En attendant, la France se démène pour «impliquer d’autres Etats membres européens», notamment les Allemands. Un premier tour de table a eu lieu à Paris, le deuxième est prévu à Berlin. «Tout le monde n’a pas les mêmes priorités, relève un observateur. La France est focalisée sur le terrorisme, mais l’Allemagne et l’Italie, par exemple, se concentrent d’abord sur la question migratoire.» Pour montrer la voie, Emmanuel Macron devrait faire des annonces à Bamako «en matière d’équipement», a prévenu son entourage.
La force du G5 pourra-t-elle remplacer Barkhane ?
«Au Mali, le G5 est la clé du désengagement imaginée par Hollande et Le Drian, assure notre observateur. Sur le papier, c’est une belle solution, très pratique. La France veut à tout prix éviter l’effet bourbier.» Même si la présidence française assure qu’il est «trop tôt»pour évoquer une «stratégie de sortie», il serait logique que le G5 prenne le relais de Barkhane d’ici quelques années.
«On commencera à parler de retrait quand on constatera un reflux des actes terroristes», répète l’Elysée. Sauf que les attentats, au lieu de décliner, augmentent. En mars, plusieurs groupes armés de la région ont annoncé dans une vidéo leur fusion dans une nouvelle entité, le Groupe de soutien de l’islam et aux musulmans. Leur chef, le Touareg malien Iyad Ag Ghali, y a renouvelé son allégeance à Al-Qaeda. Plus de 200 militaires ont été tués en 2017 dans des attaques jihadistes, dont la plupart revendiquées par cette nouvelle organisation. De quoi relativiser l’efficacité de l’opération française au Sahel, qui compte 4 000 soldats déployés en permanence depuis 2014, pour un coût de 600 millions d’euros par an. Les 130 000 Casques bleus de la Minusma – dont le mandat, renouvelé jeudi, ne prévoit pas explicitement la lutte antiterroriste – ne parviennent pas davantage à contenir la menace.

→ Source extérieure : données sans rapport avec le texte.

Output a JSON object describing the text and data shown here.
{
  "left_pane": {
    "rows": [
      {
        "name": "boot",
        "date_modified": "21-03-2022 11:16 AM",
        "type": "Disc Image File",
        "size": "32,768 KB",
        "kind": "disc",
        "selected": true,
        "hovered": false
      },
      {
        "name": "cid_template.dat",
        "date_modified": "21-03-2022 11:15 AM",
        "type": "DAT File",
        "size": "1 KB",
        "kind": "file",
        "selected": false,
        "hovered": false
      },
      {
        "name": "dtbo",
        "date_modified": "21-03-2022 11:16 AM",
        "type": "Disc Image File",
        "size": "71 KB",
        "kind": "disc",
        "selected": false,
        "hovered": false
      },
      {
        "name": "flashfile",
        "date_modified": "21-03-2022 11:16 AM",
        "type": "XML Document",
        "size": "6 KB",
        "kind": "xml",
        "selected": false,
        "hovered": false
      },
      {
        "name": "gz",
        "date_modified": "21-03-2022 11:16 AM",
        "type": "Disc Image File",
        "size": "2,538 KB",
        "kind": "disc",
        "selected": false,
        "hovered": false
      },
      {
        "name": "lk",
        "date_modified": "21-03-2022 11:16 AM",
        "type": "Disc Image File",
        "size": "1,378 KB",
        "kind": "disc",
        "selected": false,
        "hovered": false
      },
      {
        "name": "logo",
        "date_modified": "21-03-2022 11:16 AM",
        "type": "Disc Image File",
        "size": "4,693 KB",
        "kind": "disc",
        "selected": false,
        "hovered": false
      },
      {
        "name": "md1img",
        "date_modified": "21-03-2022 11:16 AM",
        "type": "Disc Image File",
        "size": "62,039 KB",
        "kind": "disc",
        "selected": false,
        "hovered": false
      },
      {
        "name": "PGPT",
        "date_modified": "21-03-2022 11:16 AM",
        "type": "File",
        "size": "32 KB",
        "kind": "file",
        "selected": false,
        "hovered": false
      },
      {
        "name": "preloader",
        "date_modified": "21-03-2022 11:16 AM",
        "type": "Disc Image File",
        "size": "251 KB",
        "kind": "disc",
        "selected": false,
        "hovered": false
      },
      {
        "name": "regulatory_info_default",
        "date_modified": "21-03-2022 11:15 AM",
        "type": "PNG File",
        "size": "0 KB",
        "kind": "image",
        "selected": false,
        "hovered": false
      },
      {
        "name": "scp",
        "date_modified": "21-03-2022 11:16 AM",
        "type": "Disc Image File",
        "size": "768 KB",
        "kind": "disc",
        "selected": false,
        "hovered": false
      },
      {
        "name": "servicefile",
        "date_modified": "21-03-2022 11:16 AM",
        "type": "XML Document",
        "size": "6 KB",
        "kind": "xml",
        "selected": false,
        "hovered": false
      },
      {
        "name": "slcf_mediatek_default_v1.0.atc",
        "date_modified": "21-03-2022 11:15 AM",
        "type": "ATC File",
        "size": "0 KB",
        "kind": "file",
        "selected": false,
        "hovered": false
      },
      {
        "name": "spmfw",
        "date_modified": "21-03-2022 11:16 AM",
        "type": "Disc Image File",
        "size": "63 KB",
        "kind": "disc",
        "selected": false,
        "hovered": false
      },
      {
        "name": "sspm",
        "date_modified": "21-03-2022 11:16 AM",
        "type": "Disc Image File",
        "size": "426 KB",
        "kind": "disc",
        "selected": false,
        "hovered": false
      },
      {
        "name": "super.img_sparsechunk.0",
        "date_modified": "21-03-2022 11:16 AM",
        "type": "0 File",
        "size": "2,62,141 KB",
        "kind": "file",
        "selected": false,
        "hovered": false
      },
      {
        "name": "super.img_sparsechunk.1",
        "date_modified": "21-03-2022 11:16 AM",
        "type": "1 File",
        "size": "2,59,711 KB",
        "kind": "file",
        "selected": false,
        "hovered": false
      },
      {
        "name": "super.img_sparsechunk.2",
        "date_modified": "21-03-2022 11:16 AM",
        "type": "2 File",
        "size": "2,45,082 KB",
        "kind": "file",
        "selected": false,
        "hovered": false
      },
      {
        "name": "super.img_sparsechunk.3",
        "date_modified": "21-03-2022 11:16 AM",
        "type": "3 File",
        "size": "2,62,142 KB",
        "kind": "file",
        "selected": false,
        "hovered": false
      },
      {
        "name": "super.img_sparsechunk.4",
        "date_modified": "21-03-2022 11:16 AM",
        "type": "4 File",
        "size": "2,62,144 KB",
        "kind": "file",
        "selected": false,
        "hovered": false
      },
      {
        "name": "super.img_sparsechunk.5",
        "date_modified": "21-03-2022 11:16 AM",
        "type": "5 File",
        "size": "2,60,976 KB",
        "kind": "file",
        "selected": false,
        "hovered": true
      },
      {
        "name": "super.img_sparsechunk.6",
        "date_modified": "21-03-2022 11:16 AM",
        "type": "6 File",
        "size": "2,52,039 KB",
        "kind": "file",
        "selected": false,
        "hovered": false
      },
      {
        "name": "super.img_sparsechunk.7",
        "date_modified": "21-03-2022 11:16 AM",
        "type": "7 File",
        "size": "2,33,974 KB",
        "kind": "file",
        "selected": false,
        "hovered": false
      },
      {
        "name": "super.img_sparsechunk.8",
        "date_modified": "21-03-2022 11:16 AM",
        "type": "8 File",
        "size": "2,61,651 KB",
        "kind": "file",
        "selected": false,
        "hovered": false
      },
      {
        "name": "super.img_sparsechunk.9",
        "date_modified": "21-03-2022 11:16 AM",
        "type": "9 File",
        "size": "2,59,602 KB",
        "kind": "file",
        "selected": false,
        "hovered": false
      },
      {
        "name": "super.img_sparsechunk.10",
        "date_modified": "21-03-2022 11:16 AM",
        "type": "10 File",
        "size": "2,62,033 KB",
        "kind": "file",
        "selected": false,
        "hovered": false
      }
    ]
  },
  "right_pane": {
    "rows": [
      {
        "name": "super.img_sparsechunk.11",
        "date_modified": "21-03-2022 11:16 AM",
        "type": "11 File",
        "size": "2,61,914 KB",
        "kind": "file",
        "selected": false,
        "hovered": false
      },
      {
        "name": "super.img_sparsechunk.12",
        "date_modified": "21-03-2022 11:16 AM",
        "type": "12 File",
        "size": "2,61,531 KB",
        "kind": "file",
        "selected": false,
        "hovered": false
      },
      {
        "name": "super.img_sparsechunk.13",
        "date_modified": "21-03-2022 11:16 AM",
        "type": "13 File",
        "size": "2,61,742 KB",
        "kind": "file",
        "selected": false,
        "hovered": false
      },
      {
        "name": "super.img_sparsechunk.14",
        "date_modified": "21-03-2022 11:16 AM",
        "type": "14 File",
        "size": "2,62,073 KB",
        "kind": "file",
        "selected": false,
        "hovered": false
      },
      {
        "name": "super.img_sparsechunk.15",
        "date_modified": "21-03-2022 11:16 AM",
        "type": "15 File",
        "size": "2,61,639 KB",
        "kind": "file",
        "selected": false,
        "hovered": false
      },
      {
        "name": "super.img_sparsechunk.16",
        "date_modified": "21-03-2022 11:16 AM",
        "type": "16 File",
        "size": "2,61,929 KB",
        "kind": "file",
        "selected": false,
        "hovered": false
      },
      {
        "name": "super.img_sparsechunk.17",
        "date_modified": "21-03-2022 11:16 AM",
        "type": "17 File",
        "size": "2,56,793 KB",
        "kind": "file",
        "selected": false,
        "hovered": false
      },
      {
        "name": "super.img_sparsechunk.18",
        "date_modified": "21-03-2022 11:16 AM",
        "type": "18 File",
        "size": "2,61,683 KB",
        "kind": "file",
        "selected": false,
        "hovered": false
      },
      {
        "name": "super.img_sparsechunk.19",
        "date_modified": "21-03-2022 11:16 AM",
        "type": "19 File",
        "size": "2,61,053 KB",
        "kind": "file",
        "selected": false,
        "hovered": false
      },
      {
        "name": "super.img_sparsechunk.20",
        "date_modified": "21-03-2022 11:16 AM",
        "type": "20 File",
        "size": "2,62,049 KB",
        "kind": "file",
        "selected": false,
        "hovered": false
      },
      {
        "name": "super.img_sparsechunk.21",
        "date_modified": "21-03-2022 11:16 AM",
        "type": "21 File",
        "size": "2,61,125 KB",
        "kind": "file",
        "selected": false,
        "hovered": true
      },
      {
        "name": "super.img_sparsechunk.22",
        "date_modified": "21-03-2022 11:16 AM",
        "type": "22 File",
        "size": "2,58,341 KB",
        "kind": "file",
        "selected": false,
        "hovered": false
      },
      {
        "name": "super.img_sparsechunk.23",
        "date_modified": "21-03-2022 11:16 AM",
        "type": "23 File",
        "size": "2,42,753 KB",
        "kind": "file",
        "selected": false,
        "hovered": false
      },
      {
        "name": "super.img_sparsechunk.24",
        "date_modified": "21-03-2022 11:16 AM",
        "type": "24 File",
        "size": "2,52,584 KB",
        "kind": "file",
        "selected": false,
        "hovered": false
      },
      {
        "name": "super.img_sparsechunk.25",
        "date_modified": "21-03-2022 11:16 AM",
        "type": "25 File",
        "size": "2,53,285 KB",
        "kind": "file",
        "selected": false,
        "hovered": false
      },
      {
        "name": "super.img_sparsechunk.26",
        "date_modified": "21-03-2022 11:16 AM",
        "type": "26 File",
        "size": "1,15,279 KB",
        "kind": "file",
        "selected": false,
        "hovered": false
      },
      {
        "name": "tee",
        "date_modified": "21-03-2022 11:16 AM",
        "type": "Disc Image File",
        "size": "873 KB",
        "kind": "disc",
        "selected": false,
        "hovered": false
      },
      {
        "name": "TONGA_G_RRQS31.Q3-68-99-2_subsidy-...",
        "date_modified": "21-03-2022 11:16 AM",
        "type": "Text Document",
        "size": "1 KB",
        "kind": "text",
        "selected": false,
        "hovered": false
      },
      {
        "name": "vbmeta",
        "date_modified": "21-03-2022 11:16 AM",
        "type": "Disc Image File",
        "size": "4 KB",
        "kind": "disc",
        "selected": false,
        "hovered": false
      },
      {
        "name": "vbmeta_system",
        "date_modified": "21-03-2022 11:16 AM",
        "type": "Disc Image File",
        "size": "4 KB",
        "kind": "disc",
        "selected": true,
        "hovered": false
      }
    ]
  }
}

Si la France ne parvient pas à «éradiquer les ennemis», selon les mots de Macron à Gao, elle pourrait à l’avenir justifier son retrait progressif par l’autonomie accrue des armées du G5. «Ce ne serait pas une trahison : le renforcement des capacités militaires des pays du Sahel est inscrit dans les objectifs de Barkhane, c’est l’un des piliers de sa mission», rappelle Jérôme Pigné.
Les soldats sahéliens seront-ils en mesure de supporter le fardeau ? Le mandat des troupes africaines (antiterrorisme, anticrime, douane volante) apparaît très ambitieux. Mais leur force de frappe sera, elle, sans commune mesure avec celle de l’armée française, mieux équipée et mieux entraînée.